Arranging finance after a vehicle has already failed or a contract deadline is imminent limits your options and your negotiating position. Apply before the need becomes urgent, not after.
Refinancing releases capital from vehicles you own, it doesn’t fund new ones. Businesses sometimes approach the wrong product for what they actually need, which slows the application down.
Multi-vehicle fleet applications need more detail than a single van, particularly around utilisation and driver records. Businesses that gather this upfront move through approval faster than those scrambling to provide it after the fact.
Whether it’s a balloon payment on hire purchase or a return condition on a lease, businesses that don’t plan for the end of the agreement are often caught out by a cost or obligation they didn’t budget for.
The Funding Guru approach
Not every vehicle finance deal is the right vehicle finance deal, and that’s the starting point for how we work. We look at what the vehicle is for, how long you’ll need it, and what your cash flow can absorb, then match that against hire purchase, leasing or refinancing rather than defaulting to whichever product is easiest to sell.
We work across multiple funding routes rather than a single lender’s product range, so we’re not limited to one structure if it doesn’t fit your business. You can read more about how secured business loans compare to asset-backed options like vehicle finance, since the right choice often depends on which assets you’re prepared to put forward and how much flexibility you need on the borrowed amount.
Good finance solves the problem in front of you. The wrong structure just creates a new one further down the line.
Key takeaways
- Commercial vehicle finance isn’t one product: hire purchase, leasing and refinancing suit different business needs and have different end-of-term outcomes
- The vehicle itself usually acts as collateral, which keeps other business assets out of the risk equation
- Decisions can move within 24 hours, but documentation and clarity on your end goal speed up approval
- Choosing on rate alone, without checking the structure, is the most common and most costly mistake
If you’re weighing up how to fund a vehicle or fleet for your business, we can talk through which structure actually fits your situation, rather than which one is quickest to arrange.
FAQ: commercial vehicle finance in the UK
Can a new business get commercial vehicle finance without trading history?
It’s harder but not impossible. Lenders will look more closely at personal credit history, the vehicle’s resale value, and any available deposit. Some lenders specialise in newer businesses where the vehicle itself carries strong security.
Does commercial vehicle finance cover second-hand vehicles?
Yes, though terms are usually tighter than for new vehicles. Age and mileage limits vary by lender, and older vehicles typically come with shorter maximum terms because resale value depreciates faster.
What happens if I want to sell a financed vehicle before the term ends?
With hire purchase, you’ll need to settle the outstanding finance before selling, since the finance company holds an interest in the vehicle until the final payment. With a lease, early termination usually involves a settlement figure agreed with the lender.
Is VAT recoverable on commercial vehicle finance?

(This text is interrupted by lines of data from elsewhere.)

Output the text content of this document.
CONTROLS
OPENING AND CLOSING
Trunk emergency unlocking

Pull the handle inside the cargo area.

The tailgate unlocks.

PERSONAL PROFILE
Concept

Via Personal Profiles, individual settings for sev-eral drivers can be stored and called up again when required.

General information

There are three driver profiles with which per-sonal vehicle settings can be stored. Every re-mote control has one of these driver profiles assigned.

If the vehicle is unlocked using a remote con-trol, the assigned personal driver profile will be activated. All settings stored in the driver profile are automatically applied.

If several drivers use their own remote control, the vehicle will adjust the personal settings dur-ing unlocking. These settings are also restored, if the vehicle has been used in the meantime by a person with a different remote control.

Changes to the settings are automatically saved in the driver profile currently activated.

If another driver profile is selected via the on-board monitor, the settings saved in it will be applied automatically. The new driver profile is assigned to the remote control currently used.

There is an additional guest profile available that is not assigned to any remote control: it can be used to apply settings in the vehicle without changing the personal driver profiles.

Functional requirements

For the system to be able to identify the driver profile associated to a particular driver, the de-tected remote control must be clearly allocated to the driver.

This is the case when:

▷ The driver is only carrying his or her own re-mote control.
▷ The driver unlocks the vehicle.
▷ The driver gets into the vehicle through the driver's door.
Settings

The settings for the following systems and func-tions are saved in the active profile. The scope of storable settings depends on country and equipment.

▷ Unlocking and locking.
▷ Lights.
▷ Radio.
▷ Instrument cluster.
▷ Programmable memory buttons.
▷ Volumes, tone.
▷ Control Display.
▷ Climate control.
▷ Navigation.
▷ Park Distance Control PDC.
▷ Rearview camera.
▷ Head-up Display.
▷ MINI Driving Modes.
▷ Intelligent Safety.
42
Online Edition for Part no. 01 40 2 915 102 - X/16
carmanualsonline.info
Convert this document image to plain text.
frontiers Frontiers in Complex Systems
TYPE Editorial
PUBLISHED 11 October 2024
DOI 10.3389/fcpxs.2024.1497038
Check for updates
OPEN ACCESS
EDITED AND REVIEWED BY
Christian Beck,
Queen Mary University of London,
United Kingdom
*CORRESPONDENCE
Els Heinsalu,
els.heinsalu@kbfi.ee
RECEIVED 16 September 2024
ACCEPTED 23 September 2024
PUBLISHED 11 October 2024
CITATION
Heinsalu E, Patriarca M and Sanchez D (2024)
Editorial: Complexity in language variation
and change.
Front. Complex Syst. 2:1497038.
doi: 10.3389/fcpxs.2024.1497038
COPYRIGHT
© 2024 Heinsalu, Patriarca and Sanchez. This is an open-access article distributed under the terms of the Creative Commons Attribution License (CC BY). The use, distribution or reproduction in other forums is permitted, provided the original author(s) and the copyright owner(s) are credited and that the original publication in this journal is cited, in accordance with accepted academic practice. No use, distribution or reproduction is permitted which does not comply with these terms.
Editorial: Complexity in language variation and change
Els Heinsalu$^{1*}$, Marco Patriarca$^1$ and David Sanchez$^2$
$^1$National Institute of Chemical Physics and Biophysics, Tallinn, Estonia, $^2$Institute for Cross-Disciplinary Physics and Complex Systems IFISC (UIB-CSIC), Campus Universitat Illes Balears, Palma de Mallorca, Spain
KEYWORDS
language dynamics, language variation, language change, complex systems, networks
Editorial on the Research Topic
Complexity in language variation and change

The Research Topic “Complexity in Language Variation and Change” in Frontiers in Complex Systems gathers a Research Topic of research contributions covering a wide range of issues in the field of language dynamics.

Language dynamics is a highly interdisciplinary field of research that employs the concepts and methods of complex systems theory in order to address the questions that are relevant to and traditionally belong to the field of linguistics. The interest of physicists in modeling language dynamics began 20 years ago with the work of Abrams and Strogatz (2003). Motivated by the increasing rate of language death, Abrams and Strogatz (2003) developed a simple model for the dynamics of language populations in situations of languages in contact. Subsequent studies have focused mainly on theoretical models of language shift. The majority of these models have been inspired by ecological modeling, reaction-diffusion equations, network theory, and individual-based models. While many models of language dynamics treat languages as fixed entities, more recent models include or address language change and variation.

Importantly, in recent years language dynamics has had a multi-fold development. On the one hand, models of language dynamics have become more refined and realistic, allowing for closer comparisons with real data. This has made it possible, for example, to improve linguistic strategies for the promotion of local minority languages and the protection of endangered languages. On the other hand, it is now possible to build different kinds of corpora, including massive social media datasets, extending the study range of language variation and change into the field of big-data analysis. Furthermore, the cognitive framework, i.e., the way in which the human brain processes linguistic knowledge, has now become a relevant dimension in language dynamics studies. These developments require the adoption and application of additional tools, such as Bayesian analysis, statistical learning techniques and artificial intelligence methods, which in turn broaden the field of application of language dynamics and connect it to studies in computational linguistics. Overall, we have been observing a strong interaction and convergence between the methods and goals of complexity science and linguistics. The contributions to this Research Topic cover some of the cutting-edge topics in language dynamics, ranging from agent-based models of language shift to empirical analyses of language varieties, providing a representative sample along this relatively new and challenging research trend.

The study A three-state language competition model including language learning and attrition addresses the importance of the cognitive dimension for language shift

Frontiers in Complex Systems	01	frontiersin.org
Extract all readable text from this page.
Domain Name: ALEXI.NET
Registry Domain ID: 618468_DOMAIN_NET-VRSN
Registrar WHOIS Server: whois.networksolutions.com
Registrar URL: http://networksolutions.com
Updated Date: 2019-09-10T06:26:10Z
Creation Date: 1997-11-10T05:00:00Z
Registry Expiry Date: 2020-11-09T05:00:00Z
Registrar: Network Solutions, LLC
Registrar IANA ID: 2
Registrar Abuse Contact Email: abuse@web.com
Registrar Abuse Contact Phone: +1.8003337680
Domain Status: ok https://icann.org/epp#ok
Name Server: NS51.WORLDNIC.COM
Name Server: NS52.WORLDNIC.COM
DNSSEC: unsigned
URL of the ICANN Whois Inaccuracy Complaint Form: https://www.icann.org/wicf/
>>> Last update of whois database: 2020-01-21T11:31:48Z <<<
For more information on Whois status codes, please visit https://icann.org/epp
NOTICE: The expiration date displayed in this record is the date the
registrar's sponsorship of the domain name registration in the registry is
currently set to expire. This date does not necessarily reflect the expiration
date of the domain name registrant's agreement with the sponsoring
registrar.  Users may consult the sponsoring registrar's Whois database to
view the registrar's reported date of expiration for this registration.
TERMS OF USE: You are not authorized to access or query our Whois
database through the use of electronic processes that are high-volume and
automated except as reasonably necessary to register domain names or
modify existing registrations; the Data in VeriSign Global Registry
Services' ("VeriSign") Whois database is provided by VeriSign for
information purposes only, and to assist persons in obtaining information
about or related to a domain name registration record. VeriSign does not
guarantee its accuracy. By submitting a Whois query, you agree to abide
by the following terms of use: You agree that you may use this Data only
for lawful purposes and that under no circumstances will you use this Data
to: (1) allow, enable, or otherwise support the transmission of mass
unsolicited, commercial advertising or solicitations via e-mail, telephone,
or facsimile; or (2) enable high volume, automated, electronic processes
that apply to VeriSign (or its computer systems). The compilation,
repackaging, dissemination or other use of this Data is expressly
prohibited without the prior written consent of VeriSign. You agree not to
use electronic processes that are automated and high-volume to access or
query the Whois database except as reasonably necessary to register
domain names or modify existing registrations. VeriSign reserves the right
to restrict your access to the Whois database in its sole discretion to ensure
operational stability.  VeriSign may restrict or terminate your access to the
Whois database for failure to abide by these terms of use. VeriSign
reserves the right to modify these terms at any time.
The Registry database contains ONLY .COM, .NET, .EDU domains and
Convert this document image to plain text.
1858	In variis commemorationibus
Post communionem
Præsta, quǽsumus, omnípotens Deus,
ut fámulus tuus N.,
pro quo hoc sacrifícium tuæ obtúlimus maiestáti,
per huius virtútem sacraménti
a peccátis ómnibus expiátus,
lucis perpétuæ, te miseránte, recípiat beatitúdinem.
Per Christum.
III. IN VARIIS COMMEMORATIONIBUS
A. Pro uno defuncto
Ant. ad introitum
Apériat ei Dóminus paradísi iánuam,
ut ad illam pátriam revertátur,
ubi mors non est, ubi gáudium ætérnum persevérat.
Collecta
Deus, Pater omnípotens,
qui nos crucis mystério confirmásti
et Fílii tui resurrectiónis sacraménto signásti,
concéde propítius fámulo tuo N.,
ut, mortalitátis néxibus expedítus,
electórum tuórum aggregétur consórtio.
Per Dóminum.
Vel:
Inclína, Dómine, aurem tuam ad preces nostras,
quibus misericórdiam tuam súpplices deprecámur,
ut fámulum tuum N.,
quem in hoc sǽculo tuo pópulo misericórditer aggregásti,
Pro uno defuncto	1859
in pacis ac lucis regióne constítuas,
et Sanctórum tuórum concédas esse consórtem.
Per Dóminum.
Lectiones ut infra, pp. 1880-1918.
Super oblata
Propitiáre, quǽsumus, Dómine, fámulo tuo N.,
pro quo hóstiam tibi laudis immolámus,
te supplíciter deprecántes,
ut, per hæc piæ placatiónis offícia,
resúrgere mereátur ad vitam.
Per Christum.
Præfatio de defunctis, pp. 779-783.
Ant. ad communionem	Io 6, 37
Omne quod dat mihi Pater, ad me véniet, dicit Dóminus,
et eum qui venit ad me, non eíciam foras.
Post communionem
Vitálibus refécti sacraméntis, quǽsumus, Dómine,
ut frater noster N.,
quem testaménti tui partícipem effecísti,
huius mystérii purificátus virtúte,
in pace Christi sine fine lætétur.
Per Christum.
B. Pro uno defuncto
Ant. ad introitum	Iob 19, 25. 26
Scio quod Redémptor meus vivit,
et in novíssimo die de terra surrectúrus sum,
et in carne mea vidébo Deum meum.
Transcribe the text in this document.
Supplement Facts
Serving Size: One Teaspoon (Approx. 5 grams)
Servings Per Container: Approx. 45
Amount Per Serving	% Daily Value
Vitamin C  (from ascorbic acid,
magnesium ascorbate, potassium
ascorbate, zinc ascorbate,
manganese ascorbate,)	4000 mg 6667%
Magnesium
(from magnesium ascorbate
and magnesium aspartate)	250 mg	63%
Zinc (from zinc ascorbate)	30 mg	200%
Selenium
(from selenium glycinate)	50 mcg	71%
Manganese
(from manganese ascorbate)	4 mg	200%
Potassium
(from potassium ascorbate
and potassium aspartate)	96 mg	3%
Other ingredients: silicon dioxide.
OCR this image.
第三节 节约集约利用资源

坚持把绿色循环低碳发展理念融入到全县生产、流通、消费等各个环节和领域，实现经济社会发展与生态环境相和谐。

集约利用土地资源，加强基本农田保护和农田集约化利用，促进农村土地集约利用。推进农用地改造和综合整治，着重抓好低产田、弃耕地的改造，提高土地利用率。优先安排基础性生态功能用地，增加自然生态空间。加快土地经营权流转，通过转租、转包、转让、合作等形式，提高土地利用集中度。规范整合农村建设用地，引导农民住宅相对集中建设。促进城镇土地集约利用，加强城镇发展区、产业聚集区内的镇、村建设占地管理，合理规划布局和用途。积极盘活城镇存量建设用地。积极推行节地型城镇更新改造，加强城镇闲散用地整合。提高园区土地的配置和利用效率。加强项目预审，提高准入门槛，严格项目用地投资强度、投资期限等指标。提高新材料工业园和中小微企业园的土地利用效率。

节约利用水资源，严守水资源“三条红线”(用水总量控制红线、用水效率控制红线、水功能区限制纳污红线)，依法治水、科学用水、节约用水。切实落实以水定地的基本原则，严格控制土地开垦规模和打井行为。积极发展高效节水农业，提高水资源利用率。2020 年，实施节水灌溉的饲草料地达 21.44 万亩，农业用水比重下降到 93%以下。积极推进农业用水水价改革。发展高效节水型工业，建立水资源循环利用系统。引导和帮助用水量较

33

VAT-registered businesses can typically reclaim VAT on vans and other qualifying commercial vehicles, though rules differ for leasing versus hire purchase and for vehicles with any personal use. It’s worth checking the specific treatment with your accountant before finalising the structure.
How does financing a fleet differ from financing a single vehicle?
Fleet finance applications require more detail on utilisation, driver allocation and maintenance planning, but often come with better per-unit rates given the larger overall value. Lenders look closely, too, at how the fleet supports revenue generation across the business. Platforms like Fleetika can help here as well, since route optimisation and digital proof-of-delivery data give lenders a clearer picture of how hard the fleet is working, which can strengthen the case during application and make the ongoing repayments easier to justify against actual output.